NAME

Math::Symbolic - Symbolic calculations

SYNOPSIS

use Math::Symbolic;

my $tree = Math::Symbolic->parse_from_string('1/2 * m * v^2');
# Now do symbolic calculations with $tree.
# ... like deriving it...

my ($sub) = Math::Symbolic::Compiler->compile_to_sub($tree);

my $kinetic_energy = $sub->($mass, $velocity);

DESCRIPTION

Math::Symbolic is intended to offer symbolic calculation capabilities to the Perl programmer without using external (and commercial) libraries and/or applications.

Unless, however, some interested and knowledgable developers turn up to participate in the development, the library will be severely limited by my experience in the area. Symbolic calculations are an active field of research in CS.

There are several ways to construct Math::Symbolic trees. There are no actual Math::Symbolic objects, but rather trees of objects of subclasses of Math::Symbolic. The most general but unfortunately also the least intuitive way of constructing trees is to use the constructors of the Math::Symbolic::Operator, Math::Symbolic::Variable, and Math::Symbolic::Constant classes to create (nested) objects of the corresponding types.

Furthermore, you may use the overloaded interface to apply the standard Perl operators (and functions, see "OVERLOADED OPERATORS") to existing Math::Symbolic trees and standard Perl expressions.

Possibly the most convenient way of constructing Math::Symbolic trees is using the builtin parser to generate trees from expressions such as 2 * x^5. You may use the Math::Symbolic->parse_from_string() class method for this.

Of course, you may combine the overloaded interface with the parser to generate trees with Perl code such as $term * 5 * 'sin(omega*t+phi)' which will create a tree of the existing tree $term times 5 times the sine of the vars omega times t plus phi.

There are several modules in the distribution that contain subroutines related to calculus. These are not loaded by Math::Symbolic by default. Furthermore, there are several extensions to Math::Symbolic available from CPAN as separate distributions. Please refer to "SEE ALSO" for an incomplete list of these.

For example, Math::Symbolic::MiscCalculus come with Math::Symbolic and contains routines to compute Taylor Polynomials and the associated errors.

Routines related to vector calculus such as grad, div, rot, and Jacobi- and Hesse matrices are available through the Math::Symbolic::VectorCalculus module. This module is also able to compute Taylor Polynomials of functions of two variables, directional derivatives, total differentials, and Wronskian Determinants.

Some basic support for linear algebra can be found in Math::Symbolic::MiscAlgebra. This includes a routine to compute the determinant of a matrix of Math::Symbolic trees.

EXPORT

None by default, but you may choose to have the following constants exported to your namespace using the standard Exporter semantics.
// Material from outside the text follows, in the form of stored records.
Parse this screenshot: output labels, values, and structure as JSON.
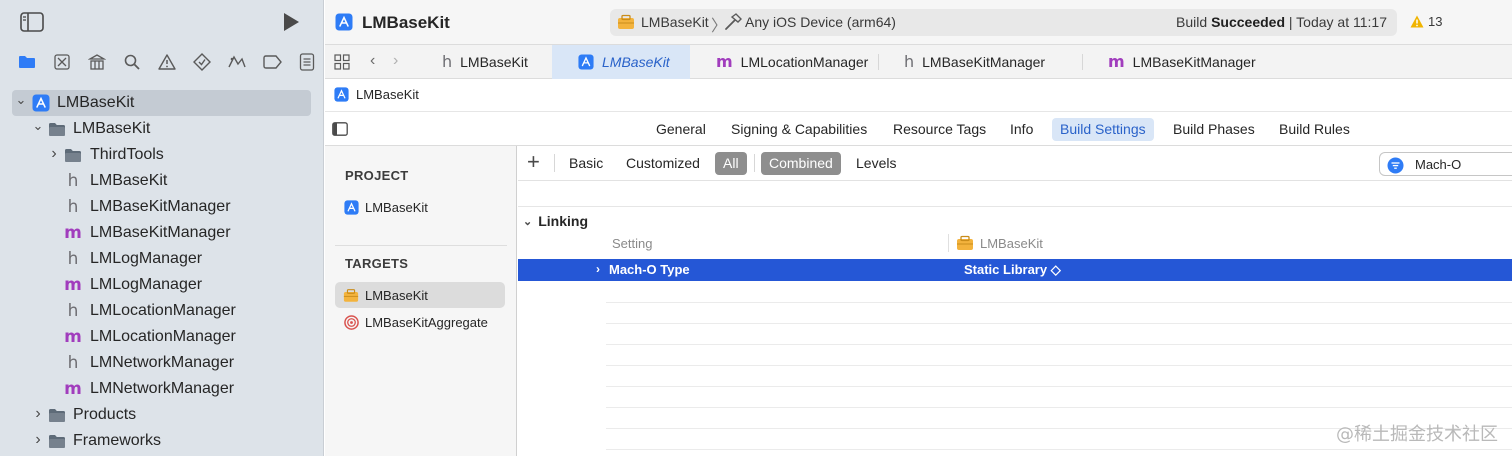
{
  "window": {
    "title": "LMBaseKit",
    "scheme": "LMBaseKit",
    "destination": "Any iOS Device (arm64)",
    "status_prefix": "Build ",
    "status_bold": "Succeeded",
    "status_suffix": " | Today at 11:17",
    "warning_count": "13"
  },
  "navigator": {
    "tree": [
      {
        "label": "LMBaseKit",
        "kind": "project",
        "depth": 0,
        "expanded": true,
        "selected": true
      },
      {
        "label": "LMBaseKit",
        "kind": "folder",
        "depth": 1,
        "expanded": true
      },
      {
        "label": "ThirdTools",
        "kind": "folder",
        "depth": 2,
        "expanded": false
      },
      {
        "label": "LMBaseKit",
        "kind": "h",
        "depth": 2
      },
      {
        "label": "LMBaseKitManager",
        "kind": "h",
        "depth": 2
      },
      {
        "label": "LMBaseKitManager",
        "kind": "m",
        "depth": 2
      },
      {
        "label": "LMLogManager",
        "kind": "h",
        "depth": 2
      },
      {
        "label": "LMLogManager",
        "kind": "m",
        "depth": 2
      },
      {
        "label": "LMLocationManager",
        "kind": "h",
        "depth": 2
      },
      {
        "label": "LMLocationManager",
        "kind": "m",
        "depth": 2
      },
      {
        "label": "LMNetworkManager",
        "kind": "h",
        "depth": 2
      },
      {
        "label": "LMNetworkManager",
        "kind": "m",
        "depth": 2
      },
      {
        "label": "Products",
        "kind": "folder",
        "depth": 1,
        "expanded": false
      },
      {
        "label": "Frameworks",
        "kind": "folder",
        "depth": 1,
        "expanded": false
      }
    ]
  },
  "editor_tabs": [
    {
      "label": "LMBaseKit",
      "kind": "h",
      "active": false
    },
    {
      "label": "LMBaseKit",
      "kind": "project",
      "active": true
    },
    {
      "label": "LMLocationManager",
      "kind": "m",
      "active": false
    },
    {
      "label": "LMBaseKitManager",
      "kind": "h",
      "active": false
    },
    {
      "label": "LMBaseKitManager",
      "kind": "m",
      "active": false
    }
  ],
  "breadcrumb": "LMBaseKit",
  "settings_tabs": [
    "General",
    "Signing & Capabilities",
    "Resource Tags",
    "Info",
    "Build Settings",
    "Build Phases",
    "Build Rules"
  ],
  "active_settings_tab": "Build Settings",
  "project_panel": {
    "project_header": "PROJECT",
    "project_item": "LMBaseKit",
    "targets_header": "TARGETS",
    "targets": [
      {
        "label": "LMBaseKit",
        "kind": "framework",
        "selected": true
      },
      {
        "label": "LMBaseKitAggregate",
        "kind": "aggregate",
        "selected": false
      }
    ]
  },
  "build_toolbar": {
    "plus": "+",
    "scope_buttons": [
      "Basic",
      "Customized",
      "All"
    ],
    "active_scope": "All",
    "view_buttons": [
      "Combined",
      "Levels"
    ],
    "active_view": "Combined",
    "filter_value": "Mach-O"
  },
  "build_settings": {
    "section": "Linking",
    "col_setting": "Setting",
    "col_target": "LMBaseKit",
    "rows": [
      {
        "name": "Mach-O Type",
        "value": "Static Library ◇"
      }
    ]
  },
  "watermark": "@稀土掘金技术社区",
  "colors": {
    "accent": "#2557d6",
    "selection_light": "#d9e6f7",
    "m_file": "#a13dbd",
    "warning": "#f0b400",
    "framework": "#f3b33d"
  }
}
There are two export tags: :all and :constants. :all will export all constants and the parse_from_string subroutine.

Constants for transcendetal numbers:
  EULER (2.7182...)
  PI    (3.14159...)
  
Constants representing operator types: (First letter indicates arity)
(These evaluate to the same numbers that are returned by the type()
 method of Math::Symbolic::Operator objects.)
  B_SUM
  B_DIFFERENCE
  B_PRODUCT
  B_DIVISION
  B_LOG
  B_EXP
  U_MINUS
  U_P_DERIVATIVE (partial derivative)
  U_T_DERIVATIVE (total derivative)
  U_SINE
  U_COSINE
  U_TANGENT
  U_COTANGENT
  U_ARCSINE
  U_ARCCOSINE
  U_ARCTANGENT
  U_ARCCOTANGENT
  U_SINE_H
  U_COSINE_H
  U_AREASINE_H
  U_AREACOSINE_H
  B_ARCTANGENT_TWO
  
Constants representing Math::Symbolic term types:
(These evaluate to the same numbers that are returned by the term_type()
 methods.)
  T_OPERATOR
  T_CONSTANT
  T_VARIABLE

Subroutines:
  parse_from_string (returns Math::Symbolic tree)

CLASS DATA

The package variable $Parser will contain a Parse::RecDescent object that is used to parse strings at runtime.

SUBROUTINES

parse_from_string

This subroutine takes a string as argument and parses it using a Parse::RecDescent parser taken from the package variable $Math::Symbolic::Parser. It generates a Math::Symbolic tree from the string and returns that tree.
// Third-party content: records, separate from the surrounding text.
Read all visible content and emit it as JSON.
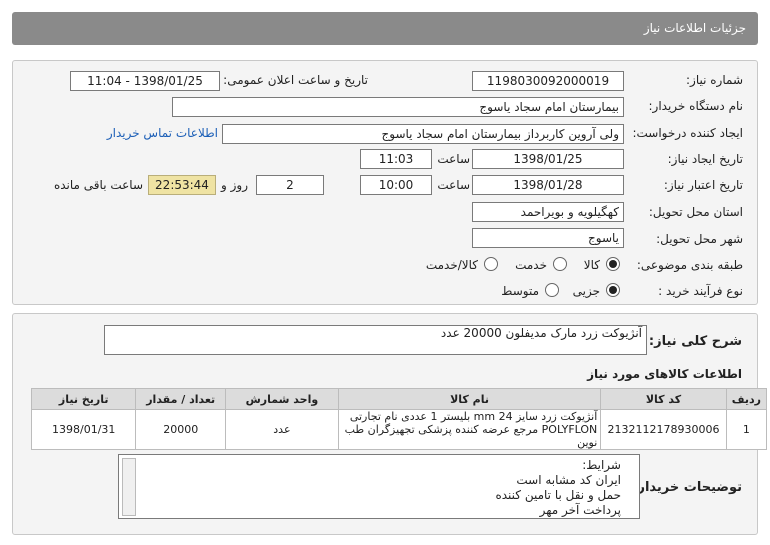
{
  "header": {
    "title": "جزئیات اطلاعات نیاز"
  },
  "form": {
    "need_number_label": "شماره نیاز:",
    "need_number": "1198030092000019",
    "announce_label": "تاریخ و ساعت اعلان عمومی:",
    "announce_value": "1398/01/25 - 11:04",
    "buyer_org_label": "نام دستگاه خریدار:",
    "buyer_org": "بیمارستان امام سجاد یاسوج",
    "requester_label": "ایجاد کننده درخواست:",
    "requester": "ولی آروین کاربرداز بیمارستان امام سجاد یاسوج",
    "contact_link": "اطلاعات تماس خریدار",
    "created_label": "تاریخ ایجاد نیاز:",
    "created_date": "1398/01/25",
    "time_label": "ساعت",
    "created_time": "11:03",
    "validity_label": "تاریخ اعتبار نیاز:",
    "validity_date": "1398/01/28",
    "validity_time": "10:00",
    "day_label": "روز و",
    "days": "2",
    "remaining_time": "22:53:44",
    "remaining_label": "ساعت باقی مانده",
    "province_label": "استان محل تحویل:",
    "province": "کهگیلویه و بویراحمد",
    "city_label": "شهر محل تحویل:",
    "city": "یاسوج",
    "category_label": "طبقه بندی موضوعی:",
    "category_options": [
      "کالا",
      "خدمت",
      "کالا/خدمت"
    ],
    "category_selected": 0,
    "process_label": "نوع فرآیند خرید :",
    "process_options": [
      "جزیی",
      "متوسط"
    ],
    "process_selected": 0
  },
  "summary": {
    "label": "شرح کلی نیاز:",
    "text": "آنژیوکت زرد مارک مدیفلون 20000 عدد"
  },
  "items_section": {
    "title": "اطلاعات کالاهای مورد نیاز",
    "columns": [
      "ردیف",
      "کد کالا",
      "نام کالا",
      "واحد شمارش",
      "تعداد / مقدار",
      "تاریخ نیاز"
    ],
    "rows": [
      {
        "index": "1",
        "code": "2132112178930006",
        "name_line1": "آنژیوکت زرد سایز mm 24 بلیستر 1 عددی نام تجارتی",
        "name_line2": "POLYFLON مرجع عرضه کننده پزشکی تجهیزگران طب نوین",
        "unit": "عدد",
        "qty": "20000",
        "date": "1398/01/31"
      }
    ]
  },
  "buyer_notes": {
    "label": "توضیحات خریدار:",
    "lines": [
      "شرایط:",
      "ایران کد مشابه است",
      "حمل و نقل با تامین کننده",
      "پرداخت آخر مهر"
    ]
  }
}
The string may contain any identifiers matching /[a-zA-Z][a-zA-Z0-9_]*/ which will be parsed as variables of the corresponding name.

Please refer to Math::Symbolic::Parser for more information.

EXAMPLES

This example demonstrates variable and operator creation using object prototypes as well as partial derivatives and the various ways of applying derivatives and simplifying terms. Furthermore, it shows how to use the compiler for simple expressions.
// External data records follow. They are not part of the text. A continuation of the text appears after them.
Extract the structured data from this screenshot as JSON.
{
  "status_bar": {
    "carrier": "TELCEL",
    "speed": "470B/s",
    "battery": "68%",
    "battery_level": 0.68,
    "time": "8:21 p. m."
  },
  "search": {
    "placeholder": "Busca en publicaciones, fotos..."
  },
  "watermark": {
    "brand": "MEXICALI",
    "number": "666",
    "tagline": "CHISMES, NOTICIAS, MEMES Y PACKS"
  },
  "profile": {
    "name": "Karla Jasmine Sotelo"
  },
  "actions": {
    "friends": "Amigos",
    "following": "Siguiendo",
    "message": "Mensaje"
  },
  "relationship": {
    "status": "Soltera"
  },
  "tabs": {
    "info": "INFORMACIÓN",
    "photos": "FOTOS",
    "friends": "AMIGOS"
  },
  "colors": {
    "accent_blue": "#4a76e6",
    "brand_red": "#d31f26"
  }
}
use Math::Symbolic qw/:all/;

my $energy = parse_from_string(<<'HERE');
      kinetic(mass, velocity, time) +
      potential(mass, z, time)
HERE

$energy->implement(kinetic => '(1/2) * mass * velocity(time)^2');
$energy->implement(potential => 'mass * g * z(t)');

$energy->set_value(g => 9.81); # permanently

print "Energy is: $energy\n";

# Is how does the energy change with the height?
my $derived = $energy->new('partial_derivative', $energy, 'z');
$derived = $derived->apply_derivatives()->simplify();

print "Changes with the heigth as: $derived\n";

# With whatever values you fancy:
print "Putting in some sample values: ",
      $energy->value(mass => 20, velocity => 10, z => 5),
      "\n";

# Too slow?
$energy->implement(g => '9.81'); # To get rid of the variable

my ($sub) = Math::Symbolic::Compiler->compile($energy);

print "This was much faster: ",
      $sub->(20, 10, 5),  # vars ordered alphabetically
      "\n";

OVERLOADED OPERATORS

Since version 0.102, several arithmetic operators have been overloaded.

That means you can do most arithmetic with Math::Symbolic trees just as if they were plain Perl scalars.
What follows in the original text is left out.